Representatives from education (Anke de Poorte, Hanze University of Applied Sciences and Dick van der Plas, Noorderpoort) and business (Egbert Swierts, Drone Delivery Services; Stefan Marges, European Hyperloop Center and Aldwin Oechies, Holthausen Clean Technology) debated these and other questions, led by Auke Hoekstra (TU Eindhoven). Well, it never really became a debate; the participants agreed too much for that.

The three companies differ slightly in their stage of development. The European Hyperloop Center is still very much a research project; the need for personnel mainly concerns university graduates and HBO graduates. Holthausen, on the other hand, is about to scale up the production of their hydrogen trucks and is mainly looking for MBO and HBO students. Drone Delivery Services is somewhere in between. All in all, this quickly amounts to a few hundred vacancies in the coming year.

Today’s students ask for social relevance

It has been a challenge for decades now to get enough students, especially girls, to choose technology. Anke de Poorte sees a great opportunity in the popularity of themes such as sustainability and energy transition. Hanze University of Applied Sciences now has two minors in this area, both of which are very popular. Dick van der Plas agrees that the image of some degree programs is changing and improving in many respects as a result of the transition. Less diesel, more electronics and screens. And, moreover, with a clear social relevance, something that today’s students find very important.

On the other hand, there are more socially relevant options in the technical area. Earthquake-proof building, water treatment, circular design. According to the participants, this is only an advantage. “You have to arouse interest in technology in primary and secondary education. The fact that there are a lot of ‘sexy’ technical courses can contribute enormously to this. The choice for a specific technical training will only follow later.”

Focus on learning ability

Discussion leader Hoekstra wonders whether the speed of developments is not a problem. After all, there is a delay of at least six years between setting up a program and the first graduation. Both educators in the panel are very aware of this. They are therefore increasingly focusing on developing the most crucial skill of all: learning ability. The Institute for Engineering of the Hanze University of Applied Sciences is therefore completely switching to problem-based education. The Noorderpoort also works on a project basis as much as possible, based on real questions from the business community.
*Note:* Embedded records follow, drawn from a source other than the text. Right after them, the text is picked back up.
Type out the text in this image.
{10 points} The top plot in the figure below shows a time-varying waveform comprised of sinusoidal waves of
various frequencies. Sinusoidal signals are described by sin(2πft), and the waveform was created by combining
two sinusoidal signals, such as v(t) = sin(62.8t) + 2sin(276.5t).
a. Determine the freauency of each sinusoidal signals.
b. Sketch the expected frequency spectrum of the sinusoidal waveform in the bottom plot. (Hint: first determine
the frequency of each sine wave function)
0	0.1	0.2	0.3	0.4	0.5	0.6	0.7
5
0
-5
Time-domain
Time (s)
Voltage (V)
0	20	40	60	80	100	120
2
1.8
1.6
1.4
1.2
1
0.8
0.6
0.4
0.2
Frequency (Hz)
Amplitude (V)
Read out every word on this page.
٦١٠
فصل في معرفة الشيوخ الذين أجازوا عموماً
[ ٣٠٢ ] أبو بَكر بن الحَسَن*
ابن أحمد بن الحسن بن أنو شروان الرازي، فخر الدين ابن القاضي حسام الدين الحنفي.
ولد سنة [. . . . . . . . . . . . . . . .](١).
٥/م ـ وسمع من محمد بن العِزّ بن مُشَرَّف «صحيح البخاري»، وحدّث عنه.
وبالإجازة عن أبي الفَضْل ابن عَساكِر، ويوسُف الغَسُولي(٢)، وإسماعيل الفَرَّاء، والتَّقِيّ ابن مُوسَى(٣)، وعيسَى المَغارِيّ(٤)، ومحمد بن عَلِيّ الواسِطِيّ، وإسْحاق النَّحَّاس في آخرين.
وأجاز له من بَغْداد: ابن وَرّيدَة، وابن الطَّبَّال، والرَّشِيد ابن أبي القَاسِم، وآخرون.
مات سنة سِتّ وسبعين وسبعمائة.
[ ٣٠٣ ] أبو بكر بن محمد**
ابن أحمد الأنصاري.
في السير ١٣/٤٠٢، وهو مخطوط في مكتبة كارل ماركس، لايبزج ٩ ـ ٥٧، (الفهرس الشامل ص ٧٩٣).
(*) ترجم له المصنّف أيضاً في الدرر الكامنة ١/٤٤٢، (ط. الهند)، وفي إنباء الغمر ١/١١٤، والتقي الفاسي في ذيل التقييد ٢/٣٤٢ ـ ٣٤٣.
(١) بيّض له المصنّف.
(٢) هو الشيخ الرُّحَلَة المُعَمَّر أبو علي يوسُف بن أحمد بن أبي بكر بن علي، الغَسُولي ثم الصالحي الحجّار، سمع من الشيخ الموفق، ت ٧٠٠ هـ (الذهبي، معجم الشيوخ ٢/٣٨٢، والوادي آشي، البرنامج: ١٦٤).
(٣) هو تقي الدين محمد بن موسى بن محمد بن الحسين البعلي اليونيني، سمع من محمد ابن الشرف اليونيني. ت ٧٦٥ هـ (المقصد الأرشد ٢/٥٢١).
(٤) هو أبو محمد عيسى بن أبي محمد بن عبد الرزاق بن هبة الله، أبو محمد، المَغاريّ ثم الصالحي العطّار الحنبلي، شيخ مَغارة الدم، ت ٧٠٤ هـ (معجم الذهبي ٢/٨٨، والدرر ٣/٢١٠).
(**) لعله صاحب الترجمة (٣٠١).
The companies are realistic enough to accept that the educators are lagging behind their needs – that’s a price you pay when working with brand new technology. Holthausen, which builds the hydrogen-powered Hyzon trucks in Winschoten, is currently recruiting dozens of mechanics at VMBO and MBO level. Preferably, the applicants have completed a relevant technical training, but they will have to learn more anyway. So interest, curiosity and the will to learn are important criteria in the recruitment. This actually fits in seamlessly with the emphasis that schools place on learning ability.

The scarcity of technicians could also be an incentive to focus more on retraining. Hoekstra draws a comparison with the shortage of computer scientists in the eighties. Thousands of unemployed academics and HBO graduates were then retrained for entry-level positions in IT. A historian often turned out to be an excellent programmer. The panel agrees that there are opportunities there, but it is more difficult and on a smaller scale: “We simply don’t have thousands of unemployed academics at the moment.”

About the New Energy Forum 2022

The second edition of New Energy Forum took place on 23 June. New Energy Forum is the event for the (upcoming) energy and mobility professional, with this year’s theme ‘Breaking Barriers’. Visitors were challenged with and inspired by the latest developments in the energy transition and sustainable mobility innovations. The New Energy Forum is organized by Hive.Mobility, EnTranCe and New Energy Coalition.